Lets figure out what our margin is then:

  • Our Notional Size: $16.5M = n
  • Our Margin: 16,500,000(1 / (.1 * 100)) = $1,650,000
  • Our Leverage: (1 / 10) = .1 (or 10%)  

This means we need $1,650,000 dollars in our account to be able to take a $16.5M dollar position. Perpetual contracts have a maintenance margin rate as well, which is dynamically set based off the underlying asset's price. This differs, but let's say that within this scenario the maintenance margin is 7.5%.

This effectively means that our long position at $50,000 dollars will be liquidated if the price of BTC drops 7.5% or past $46,250. This will cause our $1,650,000 to be completely wiped out.

Now that we understand both hash rate psychology and leverage positions, let's combine what we have learned to explain what happened this weekend.

The Weekend Explained

The hash-rate for Bitcoin had been falling off as early as April 11th. This is partially due to the bi-weekly increase of hash difficulty.

During that exact time, futures contracts (as we learned above, have an expiration date and can be closed before that expiry date) are set to expire at the end of April. Those contracts were open since November of 2020. For those that are in profit or at a loss, most can estimate their PnL (profit-and-loss) and close positions within the last 15-20 days.

These traders who participate in futures contracts are sophisticated, and they are exactly the type of people who look to exploit speculators who subscribe to the PFH mentality (that prices follow hash-rates).

When hash-rates began dipping on the 11th, and traders who noticed the market didn't rally as hard as most thought following the Coinbase listing, they decided to start offloading positions as the market was overheated.

At the same time, a little place in China called Xianjang, suffered a power outage. Xianjang is coincidentally home to one of the largest mining operations in the globe. Even more coincidentally, a deposit of 9,000 BTC was deposited into Binance (an exchange that does large volume in Asia) just before the power outage and just before the hash rate collapse.

If you combine these things together, you can put massive pressure on the sell side of Bitcoin causing prices to fall. This savvy investor who understands the PFH mentality in a bull market was able to capitalize.

Once the hash rate collapsed, many investors rushed to sell their Bitcoin as they were incentivized to look for sell signals – and they got one. This caused the price of Bitcoin to drop sharply.

Now, remember how liquidations work? At a certain price a position becomes liquidated. Most investors set their liquidation long price just below $60,000, as $60,000 could serve as a psychological support zone.

The confluence of events that lead to the sharp decline in prices also set off all those liquidation prices, likely below the $60,000 dollar zone, setting the record for most liquidations in a 24 hour period in history (in accounts total and value total).
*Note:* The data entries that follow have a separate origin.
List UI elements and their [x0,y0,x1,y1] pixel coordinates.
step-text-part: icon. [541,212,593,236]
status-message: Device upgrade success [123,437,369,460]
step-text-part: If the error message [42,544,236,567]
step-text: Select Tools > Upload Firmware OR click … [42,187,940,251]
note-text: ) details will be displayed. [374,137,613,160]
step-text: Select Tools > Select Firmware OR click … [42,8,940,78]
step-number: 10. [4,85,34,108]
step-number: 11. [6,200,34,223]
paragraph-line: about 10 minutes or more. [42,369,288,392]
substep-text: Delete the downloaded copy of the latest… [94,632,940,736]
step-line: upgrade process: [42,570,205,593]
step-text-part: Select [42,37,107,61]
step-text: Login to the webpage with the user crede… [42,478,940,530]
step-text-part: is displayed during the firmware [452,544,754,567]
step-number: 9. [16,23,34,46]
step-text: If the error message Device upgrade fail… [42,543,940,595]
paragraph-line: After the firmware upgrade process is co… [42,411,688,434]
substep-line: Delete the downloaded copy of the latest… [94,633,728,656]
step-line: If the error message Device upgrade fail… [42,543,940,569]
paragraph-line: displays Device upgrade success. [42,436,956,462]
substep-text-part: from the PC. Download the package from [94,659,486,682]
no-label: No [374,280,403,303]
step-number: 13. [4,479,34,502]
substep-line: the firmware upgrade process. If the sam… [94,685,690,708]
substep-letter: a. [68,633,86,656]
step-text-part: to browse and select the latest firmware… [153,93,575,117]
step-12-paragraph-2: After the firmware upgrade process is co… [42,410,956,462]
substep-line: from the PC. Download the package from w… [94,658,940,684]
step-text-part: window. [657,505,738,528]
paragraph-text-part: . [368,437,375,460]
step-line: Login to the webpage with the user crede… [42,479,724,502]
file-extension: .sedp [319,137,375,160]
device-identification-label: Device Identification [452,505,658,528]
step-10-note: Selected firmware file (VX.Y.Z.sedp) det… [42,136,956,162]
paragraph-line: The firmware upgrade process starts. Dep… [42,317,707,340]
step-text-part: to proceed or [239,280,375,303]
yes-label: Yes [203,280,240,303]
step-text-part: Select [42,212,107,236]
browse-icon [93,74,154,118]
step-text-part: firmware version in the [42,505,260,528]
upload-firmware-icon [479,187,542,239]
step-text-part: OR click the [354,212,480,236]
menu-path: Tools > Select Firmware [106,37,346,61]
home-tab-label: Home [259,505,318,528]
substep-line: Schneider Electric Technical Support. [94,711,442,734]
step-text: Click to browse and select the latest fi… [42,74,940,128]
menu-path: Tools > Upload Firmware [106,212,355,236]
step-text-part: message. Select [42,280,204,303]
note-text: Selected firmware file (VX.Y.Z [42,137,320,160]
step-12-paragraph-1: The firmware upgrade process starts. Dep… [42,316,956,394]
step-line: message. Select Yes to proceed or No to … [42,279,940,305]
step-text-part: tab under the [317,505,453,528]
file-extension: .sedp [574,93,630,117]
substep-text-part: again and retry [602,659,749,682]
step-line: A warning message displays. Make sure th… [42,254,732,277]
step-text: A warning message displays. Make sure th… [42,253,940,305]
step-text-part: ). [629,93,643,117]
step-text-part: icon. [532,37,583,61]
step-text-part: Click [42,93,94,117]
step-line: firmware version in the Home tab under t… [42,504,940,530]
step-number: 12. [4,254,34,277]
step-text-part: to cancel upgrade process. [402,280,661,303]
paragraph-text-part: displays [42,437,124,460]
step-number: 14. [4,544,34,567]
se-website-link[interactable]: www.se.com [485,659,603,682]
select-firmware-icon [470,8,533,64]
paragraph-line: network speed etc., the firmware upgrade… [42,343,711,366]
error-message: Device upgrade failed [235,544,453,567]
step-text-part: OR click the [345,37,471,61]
BTC longs that got liquidated

Now that all those longs got liquidated automatically, the retail market starts to take notice and panic sells, because they too are also looking for sell signals but aren't yet sophisticated enough to look at anything more than price action.

Now price starts to absolutely tank because everyone is selling.

That is how we got a nasty weekend sell-off. That isn't to say that the market wasn't entirely overheated. It was, and a correction was needed regardless. The combined events described above acted mainly as a catalyst.

Bitcoin needs to teach people a lesson about leverage. I think we go down some more and start establishing support on the longer timeframe moving averages. This would be healthy and pretty much confirm Bitcoin reaching new all time highs this bull run.

It also means....


And I mean actual altseason, because people have been screaming for it forever. This would be the first time Bitcoin falls to major support zones and takes time to accumulate.

My take: get ready for alts to take off if Bitcoin does indeed drop lower.